The build-buy spectrum for GenAI. Buying a SaaS product (like Jasper for marketing copy) is fastest but least differentiated. Building your own fine-tuned model is most powerful but takes months. The sweet spot for most companies is the middle: use foundation model APIs with custom prompts and orchestration. This is what we'll teach you to do in this course. You can build sophisticated AI applications without training a single model.
Let's work through this together. Email auto-reply: high volume, medium accuracy — mid-tier or small model, maybe fine-tuned on your email style. Cost matters here. Legal contract review: low volume but very high stakes — frontier model, possibly with human-in-the-loop, enterprise API agreement for data protection. Meeting summaries: moderate volume, low data sensitivity — could use almost anything, probably mid-tier model via API, maybe even a small model. The point: one company, three different model strategies.
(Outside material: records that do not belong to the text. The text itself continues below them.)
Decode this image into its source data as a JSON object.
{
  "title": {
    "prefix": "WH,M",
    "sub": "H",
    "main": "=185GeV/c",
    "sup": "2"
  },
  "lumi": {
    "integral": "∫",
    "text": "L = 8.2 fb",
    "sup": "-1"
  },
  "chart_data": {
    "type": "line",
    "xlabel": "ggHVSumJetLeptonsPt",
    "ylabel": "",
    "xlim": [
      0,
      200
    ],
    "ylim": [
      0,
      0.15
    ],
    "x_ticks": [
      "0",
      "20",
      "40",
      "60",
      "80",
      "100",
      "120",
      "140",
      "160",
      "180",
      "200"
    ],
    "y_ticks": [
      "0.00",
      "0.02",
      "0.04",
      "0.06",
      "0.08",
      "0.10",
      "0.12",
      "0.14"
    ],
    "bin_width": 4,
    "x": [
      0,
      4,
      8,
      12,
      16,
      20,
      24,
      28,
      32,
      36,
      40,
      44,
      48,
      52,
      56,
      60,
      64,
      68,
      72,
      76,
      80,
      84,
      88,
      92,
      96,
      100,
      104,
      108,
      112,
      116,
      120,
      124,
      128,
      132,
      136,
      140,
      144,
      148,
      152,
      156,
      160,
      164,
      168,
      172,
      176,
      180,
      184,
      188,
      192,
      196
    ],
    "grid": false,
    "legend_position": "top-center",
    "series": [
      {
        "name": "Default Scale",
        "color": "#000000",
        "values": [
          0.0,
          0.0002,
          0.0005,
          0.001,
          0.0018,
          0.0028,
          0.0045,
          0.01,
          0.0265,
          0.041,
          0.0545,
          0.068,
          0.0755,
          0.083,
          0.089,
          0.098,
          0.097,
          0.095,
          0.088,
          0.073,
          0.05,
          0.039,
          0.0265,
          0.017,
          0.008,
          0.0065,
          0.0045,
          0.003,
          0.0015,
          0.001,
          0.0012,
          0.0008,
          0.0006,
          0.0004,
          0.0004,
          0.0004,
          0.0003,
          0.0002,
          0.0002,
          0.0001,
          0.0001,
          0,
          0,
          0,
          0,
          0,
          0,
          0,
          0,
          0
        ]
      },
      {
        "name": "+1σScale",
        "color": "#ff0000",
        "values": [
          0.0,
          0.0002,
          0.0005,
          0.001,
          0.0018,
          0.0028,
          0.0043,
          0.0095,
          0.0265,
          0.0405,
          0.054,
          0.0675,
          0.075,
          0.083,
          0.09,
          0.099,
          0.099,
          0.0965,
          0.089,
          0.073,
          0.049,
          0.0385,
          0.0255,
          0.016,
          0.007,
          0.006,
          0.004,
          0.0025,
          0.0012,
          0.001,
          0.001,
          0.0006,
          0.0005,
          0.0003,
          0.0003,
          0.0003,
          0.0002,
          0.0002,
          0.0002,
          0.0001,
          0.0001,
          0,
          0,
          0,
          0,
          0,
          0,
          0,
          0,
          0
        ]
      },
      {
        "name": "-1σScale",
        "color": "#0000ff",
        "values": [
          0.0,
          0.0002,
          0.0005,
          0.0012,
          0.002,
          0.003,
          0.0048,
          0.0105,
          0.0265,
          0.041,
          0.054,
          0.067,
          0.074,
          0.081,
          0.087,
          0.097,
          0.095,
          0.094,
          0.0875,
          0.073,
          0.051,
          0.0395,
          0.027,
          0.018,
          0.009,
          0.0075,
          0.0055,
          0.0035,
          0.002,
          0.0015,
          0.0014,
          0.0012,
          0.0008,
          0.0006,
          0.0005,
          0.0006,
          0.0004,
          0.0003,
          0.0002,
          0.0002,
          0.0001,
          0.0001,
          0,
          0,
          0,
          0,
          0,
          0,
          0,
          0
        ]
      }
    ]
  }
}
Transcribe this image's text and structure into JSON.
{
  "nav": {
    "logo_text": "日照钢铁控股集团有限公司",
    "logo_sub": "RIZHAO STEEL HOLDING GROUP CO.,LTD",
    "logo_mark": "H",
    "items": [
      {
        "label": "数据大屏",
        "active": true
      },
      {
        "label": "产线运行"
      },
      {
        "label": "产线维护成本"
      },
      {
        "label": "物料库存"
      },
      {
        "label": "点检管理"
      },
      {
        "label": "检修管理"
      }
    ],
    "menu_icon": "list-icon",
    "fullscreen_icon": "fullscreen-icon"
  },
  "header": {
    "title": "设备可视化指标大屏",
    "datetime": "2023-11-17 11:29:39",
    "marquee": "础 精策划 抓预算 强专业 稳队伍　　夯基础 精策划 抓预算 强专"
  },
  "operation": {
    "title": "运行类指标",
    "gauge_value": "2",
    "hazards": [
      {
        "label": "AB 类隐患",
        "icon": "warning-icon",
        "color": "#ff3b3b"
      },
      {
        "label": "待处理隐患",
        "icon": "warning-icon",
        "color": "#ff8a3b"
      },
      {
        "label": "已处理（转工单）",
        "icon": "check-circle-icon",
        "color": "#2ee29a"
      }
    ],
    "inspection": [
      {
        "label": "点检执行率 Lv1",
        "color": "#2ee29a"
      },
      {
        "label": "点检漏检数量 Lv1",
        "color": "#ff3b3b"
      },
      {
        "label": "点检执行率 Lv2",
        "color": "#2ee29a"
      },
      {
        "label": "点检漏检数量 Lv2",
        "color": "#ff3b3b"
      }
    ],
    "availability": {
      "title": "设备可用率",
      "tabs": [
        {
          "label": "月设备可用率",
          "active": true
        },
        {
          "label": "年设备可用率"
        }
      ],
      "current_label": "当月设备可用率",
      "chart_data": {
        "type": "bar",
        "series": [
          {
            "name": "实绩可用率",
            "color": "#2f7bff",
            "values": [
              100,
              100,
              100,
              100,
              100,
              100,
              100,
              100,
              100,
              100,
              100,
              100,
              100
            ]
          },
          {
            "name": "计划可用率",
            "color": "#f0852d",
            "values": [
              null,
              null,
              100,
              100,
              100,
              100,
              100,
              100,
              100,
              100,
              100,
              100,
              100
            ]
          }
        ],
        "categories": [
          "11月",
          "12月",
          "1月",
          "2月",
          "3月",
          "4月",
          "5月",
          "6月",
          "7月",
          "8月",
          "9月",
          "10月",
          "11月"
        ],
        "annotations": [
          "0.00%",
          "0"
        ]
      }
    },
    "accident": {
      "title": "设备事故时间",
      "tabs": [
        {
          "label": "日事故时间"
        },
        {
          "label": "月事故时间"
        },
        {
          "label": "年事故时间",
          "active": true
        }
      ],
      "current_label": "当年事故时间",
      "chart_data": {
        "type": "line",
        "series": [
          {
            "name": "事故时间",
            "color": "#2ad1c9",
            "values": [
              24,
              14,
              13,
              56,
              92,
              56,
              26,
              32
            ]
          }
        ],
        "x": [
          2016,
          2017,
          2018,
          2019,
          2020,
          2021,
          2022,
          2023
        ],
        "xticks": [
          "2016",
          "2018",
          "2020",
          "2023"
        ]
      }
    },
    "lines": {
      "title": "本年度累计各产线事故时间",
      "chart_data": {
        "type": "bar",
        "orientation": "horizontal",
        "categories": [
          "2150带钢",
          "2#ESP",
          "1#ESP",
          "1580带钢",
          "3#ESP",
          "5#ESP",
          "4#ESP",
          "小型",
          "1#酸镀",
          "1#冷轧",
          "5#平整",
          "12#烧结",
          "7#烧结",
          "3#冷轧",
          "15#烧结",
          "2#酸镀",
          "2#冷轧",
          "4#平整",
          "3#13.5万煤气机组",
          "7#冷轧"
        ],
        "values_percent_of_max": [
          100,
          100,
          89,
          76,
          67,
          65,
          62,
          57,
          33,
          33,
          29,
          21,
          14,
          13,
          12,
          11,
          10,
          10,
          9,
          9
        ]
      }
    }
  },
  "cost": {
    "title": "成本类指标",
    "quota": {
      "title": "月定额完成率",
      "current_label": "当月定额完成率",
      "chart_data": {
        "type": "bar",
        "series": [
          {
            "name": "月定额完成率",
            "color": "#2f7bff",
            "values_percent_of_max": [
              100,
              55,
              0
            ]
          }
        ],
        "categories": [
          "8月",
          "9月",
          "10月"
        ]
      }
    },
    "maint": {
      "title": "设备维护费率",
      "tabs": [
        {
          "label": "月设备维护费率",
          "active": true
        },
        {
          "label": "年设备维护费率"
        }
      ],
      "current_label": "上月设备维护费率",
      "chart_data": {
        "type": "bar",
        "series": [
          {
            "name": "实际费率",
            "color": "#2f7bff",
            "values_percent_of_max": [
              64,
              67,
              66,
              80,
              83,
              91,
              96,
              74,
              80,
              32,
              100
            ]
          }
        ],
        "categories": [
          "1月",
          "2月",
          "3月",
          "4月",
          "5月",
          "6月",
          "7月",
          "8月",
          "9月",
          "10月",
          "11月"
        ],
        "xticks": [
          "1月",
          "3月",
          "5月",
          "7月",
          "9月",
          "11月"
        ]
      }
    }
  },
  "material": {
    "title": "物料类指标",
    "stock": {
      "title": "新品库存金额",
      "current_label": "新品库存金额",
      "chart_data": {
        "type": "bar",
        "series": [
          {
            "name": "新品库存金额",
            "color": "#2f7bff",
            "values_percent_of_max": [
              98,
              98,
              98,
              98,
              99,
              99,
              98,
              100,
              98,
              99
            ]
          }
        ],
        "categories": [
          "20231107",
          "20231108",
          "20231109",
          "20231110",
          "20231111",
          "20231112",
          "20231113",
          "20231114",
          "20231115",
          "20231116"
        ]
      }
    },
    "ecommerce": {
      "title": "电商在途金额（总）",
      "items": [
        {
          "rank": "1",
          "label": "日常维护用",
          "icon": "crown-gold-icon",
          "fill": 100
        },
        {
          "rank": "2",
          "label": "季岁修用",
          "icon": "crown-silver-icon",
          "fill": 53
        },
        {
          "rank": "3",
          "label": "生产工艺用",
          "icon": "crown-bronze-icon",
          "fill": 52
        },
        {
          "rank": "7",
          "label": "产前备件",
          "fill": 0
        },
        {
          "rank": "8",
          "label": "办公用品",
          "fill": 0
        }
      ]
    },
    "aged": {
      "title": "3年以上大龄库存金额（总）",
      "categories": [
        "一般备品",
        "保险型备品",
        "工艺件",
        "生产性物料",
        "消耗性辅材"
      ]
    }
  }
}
Vendor lock-in is real in GenAI. Your prompts get tuned to a specific model's behavior. Your evaluation benchmarks are calibrated to its outputs. Your users get used to its personality. Switching costs are higher than they appear. Mitigation: build an abstraction layer so you can swap models. Test against multiple models periodically. The MCP standard we'll cover in Week 5 is specifically designed to address tooling lock-in.
This exercise makes the model selection discussion concrete. You'll send the same prompt to multiple models and compare the outputs on quality, cost, and latency. Use Claude Code to modify the script — add models, change the task, add evaluation criteria. The goal is to develop intuition for how models differ in practice, not just on benchmarks.
This is your first real build. Start with the skeleton in simple_app.py, then use Claude Code to extend it. The MBA folks should focus on making something useful — a tool you'd actually use at work. The MS folks should dig into the engineering: how do you parse structured outputs? How do you handle API errors? How does streaming work? Everyone should experiment with system prompts to shape the output.